St. Peter, in the passage from his letter in the second reading, is having none of that as far as the Christian community is concerned. “Set yourself close to Christ,” he says, “so that you may be living stones making a spiritual house”.
Jesus’ real identity as the Son of God, his real significance for the human race, can only be known in close acquaintance with him. Men and women who pray to Christ, read the gospels and reflect regularly on the whole mystery of Christ, will gradually grow and deepen in their knowledge of Christ and his Father. Like the disciples they will come to know Jesus of Nazareth as the revelation of God: the way to God, the truth about God, the path to sharing the life of God. And the opposite is also true: if we don’t do those things we’ll never progress beyond a fairly superficial knowledge of Christ or the Father.

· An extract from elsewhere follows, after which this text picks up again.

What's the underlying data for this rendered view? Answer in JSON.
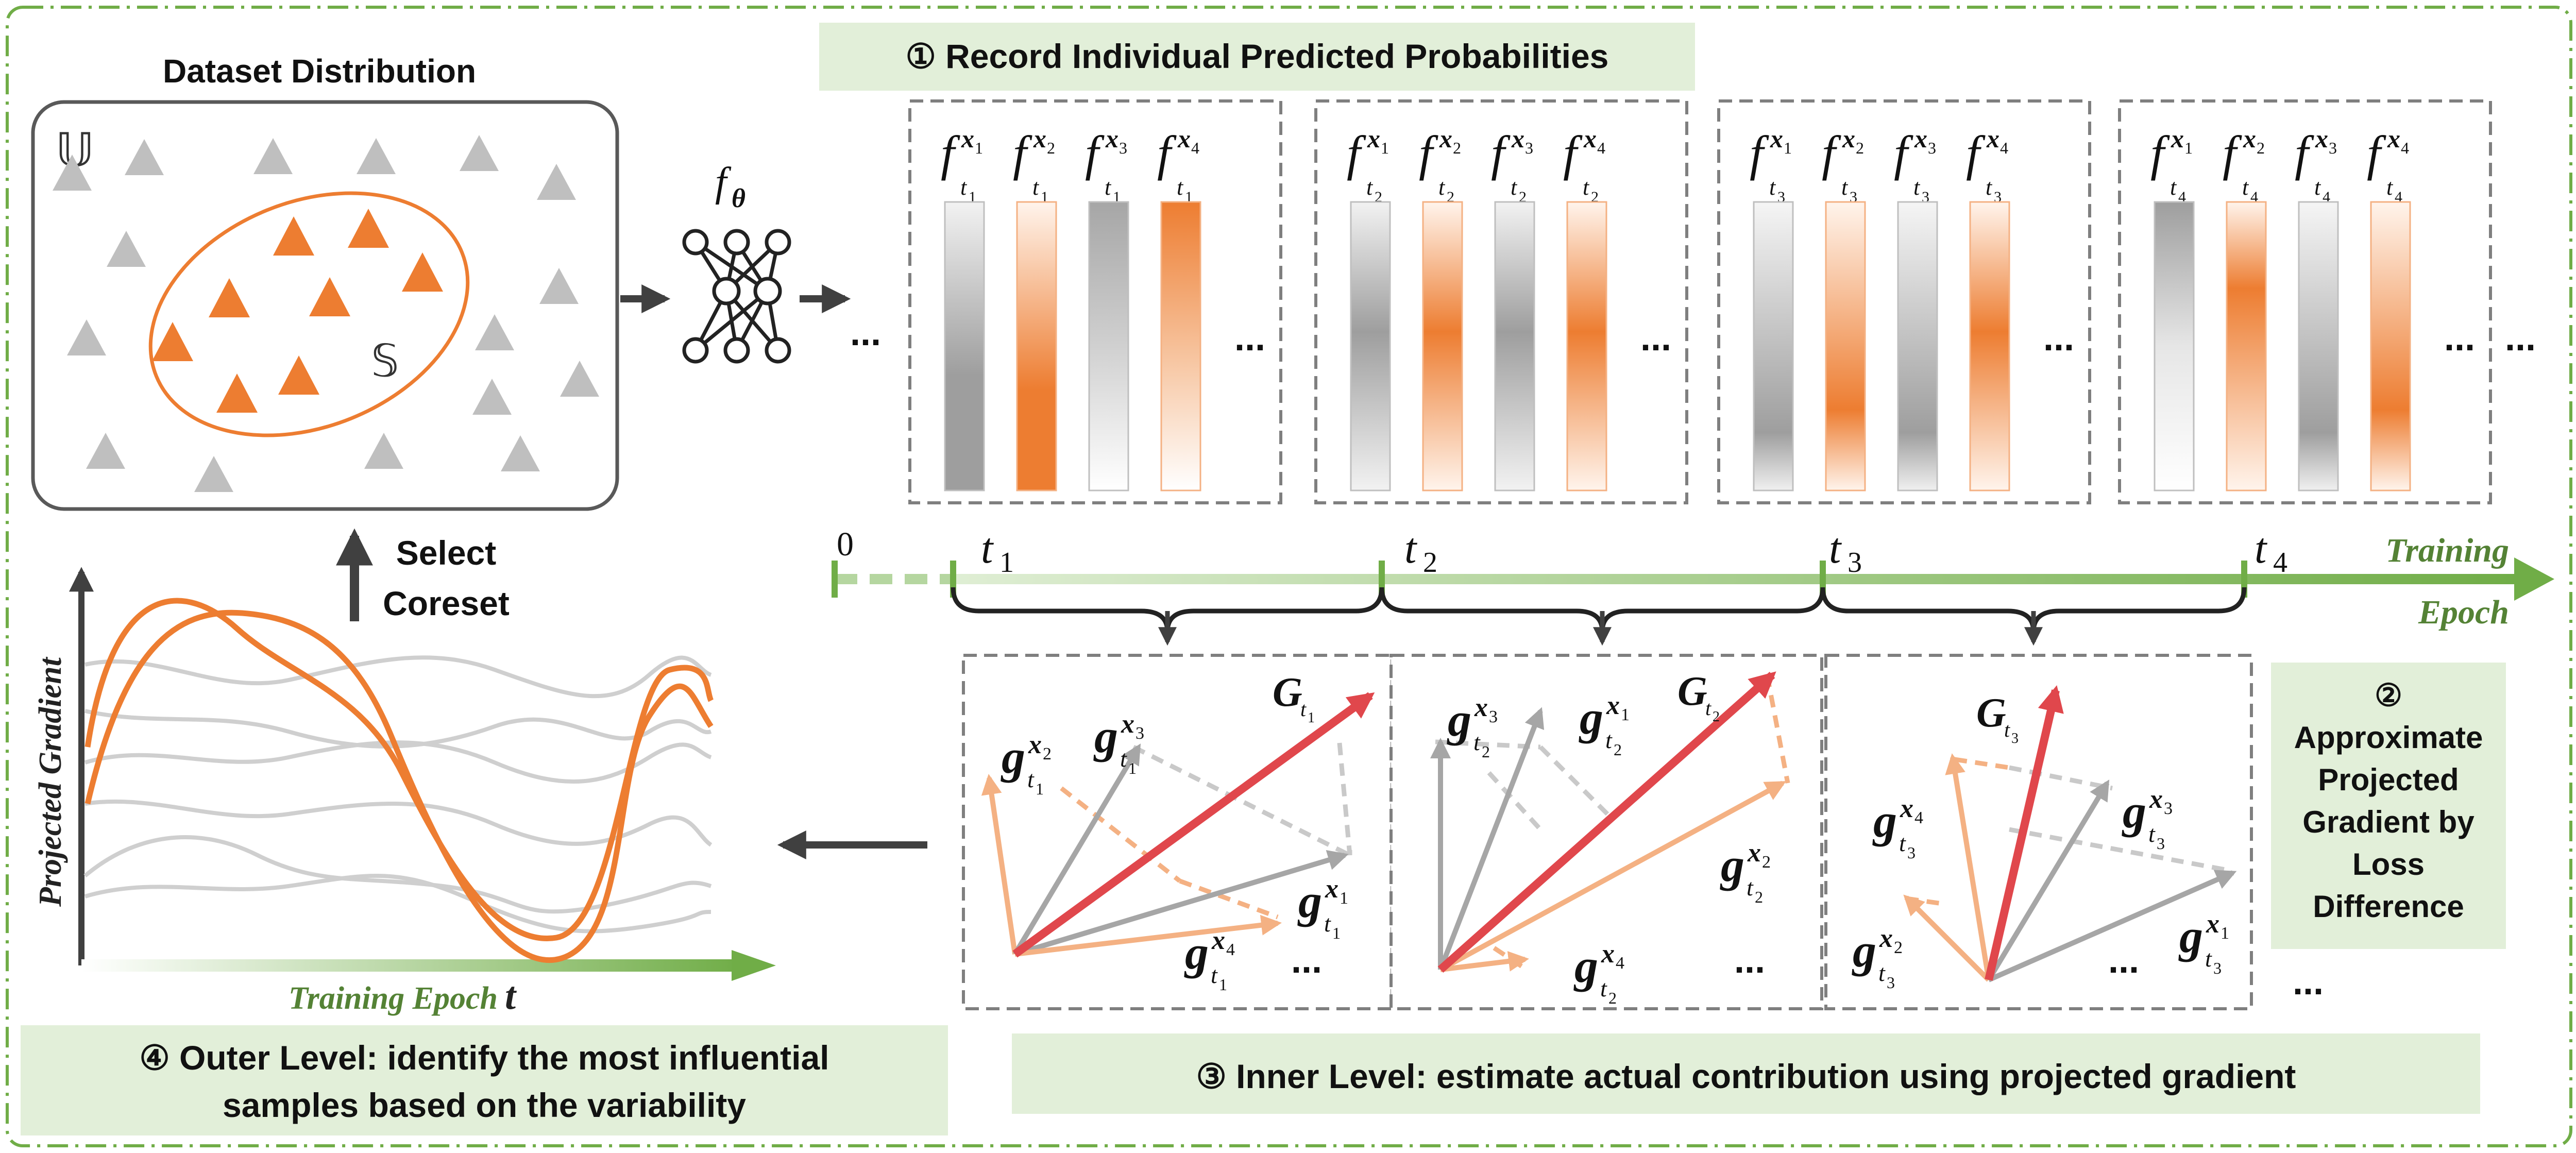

St. Peter then addresses the whole community of Christ’s followers, the Church. “You are a chosen race, a royal priesthood, a consecrated nation, a people set apart to sing God’s praises”. He wants to emphasise the distinctiveness, the “specialness” of the Christian community, the fact that it has a distinct identity and vocation as the body of people who recognise Jesus for who and what he is as opposed to those who don’t.
So my reflection on these three readings is that they encourage us to reject any tendency to reduce Christ or deny his divinity, and to concentrate instead on getting to know him as the fullest possible revelation of God and the person who has opened the way for us to share in God’s life as God always has intended us to do.